One Step Away from Crisis

February 4, 2022

By: Michelle Morgan, NBCT

As we start this new year, both educators and students are doing their very best every day to just to show up. Moving into the third year of the pandemic, teachers are twice as likely to feel stress and three times as likely to be depressed as they were in 2019.  Social workers and school psychologists are overwhelmed with student mental health referrals. Is living each day in escalation, just one step away from a crisis? I suggest that understanding the crisis cycle can help educators cope, and also enable us to better support our students with their difficulties.

I train first year special education teachers in my Utah school district.  These teachers are busy learning specialized instruction, classroom management, and data collection, as well as how to write Individual Education Plans, implement behavior plans, and follow state and federal special education laws and procedures.  All of this information is critical for their success.  More than 15 years ago, I felt stress as I struggled to learn these things as a new teacher, and I wasn’t dealing with a pandemic.  In order to help my new teachers cope this year, I have been teaching them about the phases of the Crisis Cycle:

Baseline: we are feeling good, and things are going well.

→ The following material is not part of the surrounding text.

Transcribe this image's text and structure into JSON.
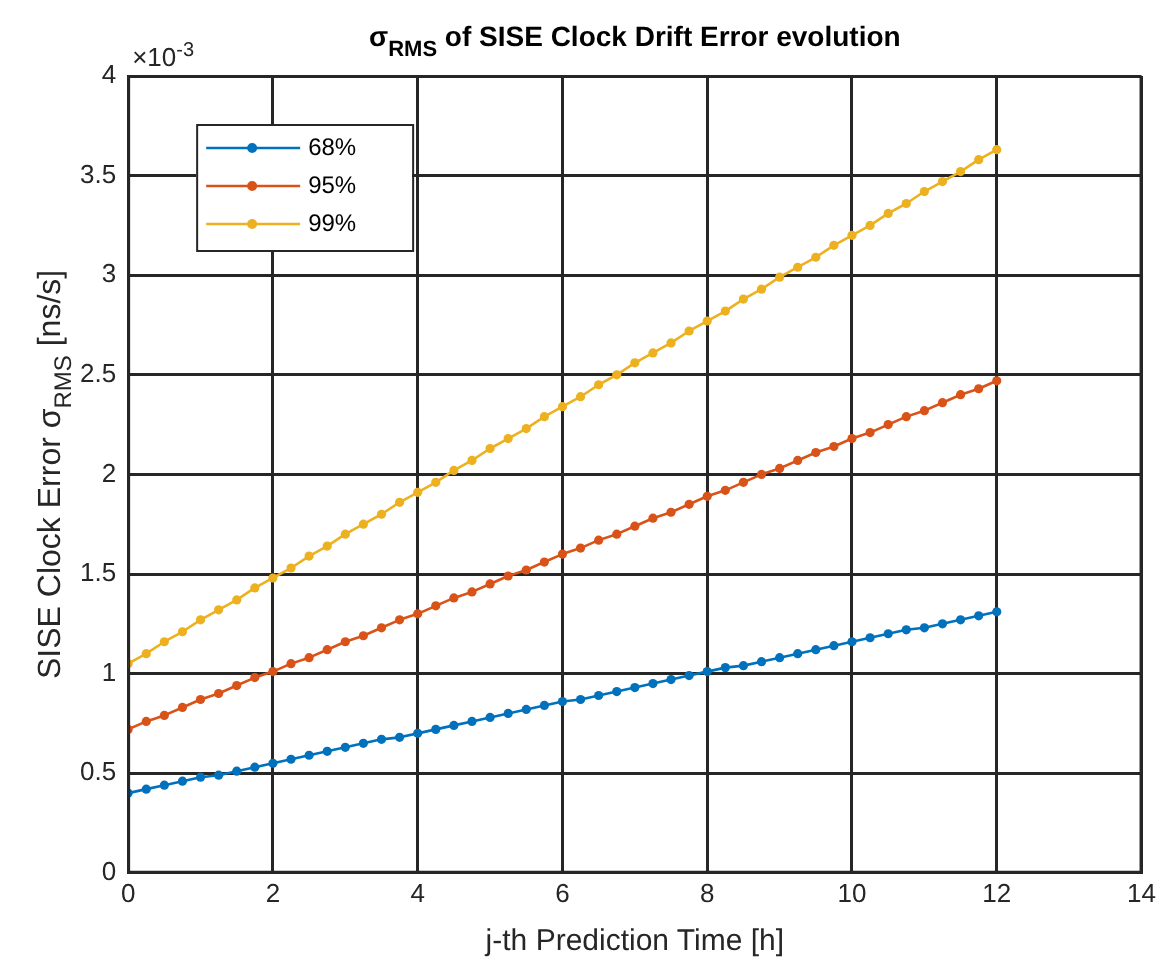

Response: Keep doing what you are doing.

Trigger/Stimulation: something happens that provokes anxiety or agitation

Response: Remove trigger if possible

Escalation: we are starting to exhibit problematic behavior in response to trigger

Response: Consider different options for responding to trigger, set limits

Crisis: we are in full melt-down, we are not able to think or communicate clearly

Response: Ensure safety, least amount of interaction with others possible

De-escalation: our body slows down, we become quiet

Response:  Allow time to cool off

Stabilization: we feel guilty that we lost control

Response: Debrief, active listening

Post Crisis: we are exhausted, want to go home for the day

Response: Ask for support, observation

Each person’s crisis cycle is unique to their own special circumstances, whether an educator or a student.  The most important thing to remember is that it takes an enormous amount of energy to go through the crisis cycle and come out on the other side – it is much easier to prevent crises if we can. Understanding our own cycle can help us to avoid a crisis.

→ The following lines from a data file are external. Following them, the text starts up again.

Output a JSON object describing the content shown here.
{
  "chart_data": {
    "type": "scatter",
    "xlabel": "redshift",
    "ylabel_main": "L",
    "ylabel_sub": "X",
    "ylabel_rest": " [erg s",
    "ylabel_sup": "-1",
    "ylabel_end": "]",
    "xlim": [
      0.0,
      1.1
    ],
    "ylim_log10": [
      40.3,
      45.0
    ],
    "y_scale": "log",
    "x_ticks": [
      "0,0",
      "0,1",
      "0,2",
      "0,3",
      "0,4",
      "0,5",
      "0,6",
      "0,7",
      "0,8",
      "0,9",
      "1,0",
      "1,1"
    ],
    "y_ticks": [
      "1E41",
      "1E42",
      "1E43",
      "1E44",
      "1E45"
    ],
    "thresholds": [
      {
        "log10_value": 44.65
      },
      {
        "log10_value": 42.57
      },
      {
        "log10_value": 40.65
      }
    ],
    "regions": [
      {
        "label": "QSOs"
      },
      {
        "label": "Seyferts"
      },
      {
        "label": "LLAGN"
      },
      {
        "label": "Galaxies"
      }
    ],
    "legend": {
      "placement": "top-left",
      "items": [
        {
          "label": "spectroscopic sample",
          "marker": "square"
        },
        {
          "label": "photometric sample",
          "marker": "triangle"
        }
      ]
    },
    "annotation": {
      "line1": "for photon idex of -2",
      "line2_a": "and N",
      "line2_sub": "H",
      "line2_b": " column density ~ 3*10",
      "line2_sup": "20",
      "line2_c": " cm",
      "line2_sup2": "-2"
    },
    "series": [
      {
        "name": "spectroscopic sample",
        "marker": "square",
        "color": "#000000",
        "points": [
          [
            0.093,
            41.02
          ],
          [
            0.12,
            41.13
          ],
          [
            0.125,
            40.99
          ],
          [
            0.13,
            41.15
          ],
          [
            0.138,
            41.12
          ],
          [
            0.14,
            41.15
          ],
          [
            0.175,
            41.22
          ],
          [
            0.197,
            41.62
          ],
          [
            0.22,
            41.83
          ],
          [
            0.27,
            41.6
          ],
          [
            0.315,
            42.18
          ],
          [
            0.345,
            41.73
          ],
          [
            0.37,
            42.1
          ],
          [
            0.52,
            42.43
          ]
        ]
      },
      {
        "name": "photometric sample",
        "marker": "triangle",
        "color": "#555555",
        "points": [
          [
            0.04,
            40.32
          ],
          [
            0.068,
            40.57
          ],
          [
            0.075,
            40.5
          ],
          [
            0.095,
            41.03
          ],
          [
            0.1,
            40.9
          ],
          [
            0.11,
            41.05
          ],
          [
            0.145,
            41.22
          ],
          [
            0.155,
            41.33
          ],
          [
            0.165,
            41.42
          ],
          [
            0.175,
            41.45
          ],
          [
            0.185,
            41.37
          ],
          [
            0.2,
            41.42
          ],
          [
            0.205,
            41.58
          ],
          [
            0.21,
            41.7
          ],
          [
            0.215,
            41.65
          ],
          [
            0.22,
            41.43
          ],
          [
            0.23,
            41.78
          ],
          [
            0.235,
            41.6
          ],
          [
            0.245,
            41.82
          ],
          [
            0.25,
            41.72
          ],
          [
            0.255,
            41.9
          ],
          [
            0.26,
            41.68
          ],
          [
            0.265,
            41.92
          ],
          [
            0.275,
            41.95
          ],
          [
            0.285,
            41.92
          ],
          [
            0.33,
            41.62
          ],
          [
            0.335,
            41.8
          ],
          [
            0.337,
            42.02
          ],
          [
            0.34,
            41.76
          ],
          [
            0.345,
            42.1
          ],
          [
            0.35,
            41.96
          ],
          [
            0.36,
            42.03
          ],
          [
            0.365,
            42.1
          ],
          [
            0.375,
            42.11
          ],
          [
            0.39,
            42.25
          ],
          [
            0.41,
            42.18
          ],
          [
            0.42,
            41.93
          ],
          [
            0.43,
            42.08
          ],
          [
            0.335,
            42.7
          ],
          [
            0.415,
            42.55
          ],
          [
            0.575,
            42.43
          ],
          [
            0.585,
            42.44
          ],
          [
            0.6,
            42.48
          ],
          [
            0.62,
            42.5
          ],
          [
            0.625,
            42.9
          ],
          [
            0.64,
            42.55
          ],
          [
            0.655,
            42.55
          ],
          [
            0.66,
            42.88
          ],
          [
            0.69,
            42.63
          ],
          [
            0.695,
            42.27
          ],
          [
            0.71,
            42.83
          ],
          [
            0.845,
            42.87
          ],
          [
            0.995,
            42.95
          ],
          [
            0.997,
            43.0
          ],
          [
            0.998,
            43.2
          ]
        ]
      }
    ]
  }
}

I work with my new teachers to identify how they feel and what they do at different phases in the Crisis Cycle, and we map it out.  This exercise gives them a heightened awareness of their own behavior, in addition to helping them identify when their students may be going into crisis. I have watched these new teachers patiently work with and support students with disabilities as they learn about the Crisis Cycle together, and I think it is helping them.

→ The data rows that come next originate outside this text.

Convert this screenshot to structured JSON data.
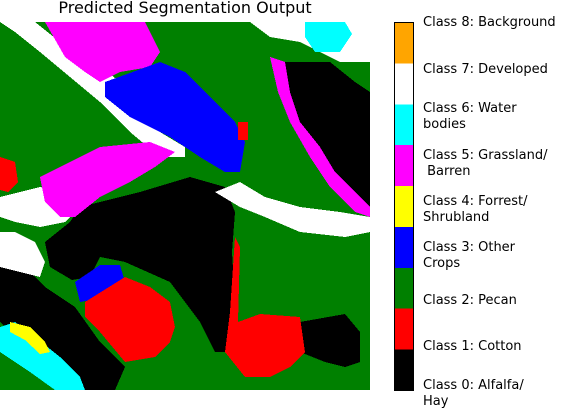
{
  "title": "Predicted Segmentation Output",
  "colorbar": {
    "classes": [
      {
        "label": "Class 0: Alfalfa/\nHay",
        "color": "#000000"
      },
      {
        "label": "Class 1: Cotton",
        "color": "#ff0000"
      },
      {
        "label": "Class 2: Pecan",
        "color": "#008000"
      },
      {
        "label": "Class 3: Other\nCrops",
        "color": "#0000ff"
      },
      {
        "label": "Class 4: Forrest/\nShrubland",
        "color": "#ffff00"
      },
      {
        "label": "Class 5: Grassland/\n Barren",
        "color": "#ff00ff"
      },
      {
        "label": "Class 6: Water\nbodies",
        "color": "#00ffff"
      },
      {
        "label": "Class 7: Developed",
        "color": "#ffffff"
      },
      {
        "label": "Class 8: Background",
        "color": "#ffa500"
      }
    ]
  }
}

Being an educator this year is hard.  Being a student this year is hard. During a year when the best we may be able to do is just show up every day, having a better understanding of the Crisis Cycle may help both educators and students to make it through until the end of the school year.

Michelle Morgan, NBCT

Michelle began her teaching career with the Prince William Country School District in Woodbridge, VA, then relocated to Salt Lake City, Utah. She joined Granite School District in 2007 as a resource teacher at Beehive Elementary in Kearns, Utah. In 2013, Michele earned her National Board Certification as an Exceptional Needs Specialist. In 2015, Michele earned the Excel Teacher Award. Since 2017 Michelle has worked as an Elementary Special Education Coordinator for Granite School District, and currently mentors new teachers. She earned her BA in Communications at Brigham Young University, and pursued a Master’s Degree in Special Education at George Mason University.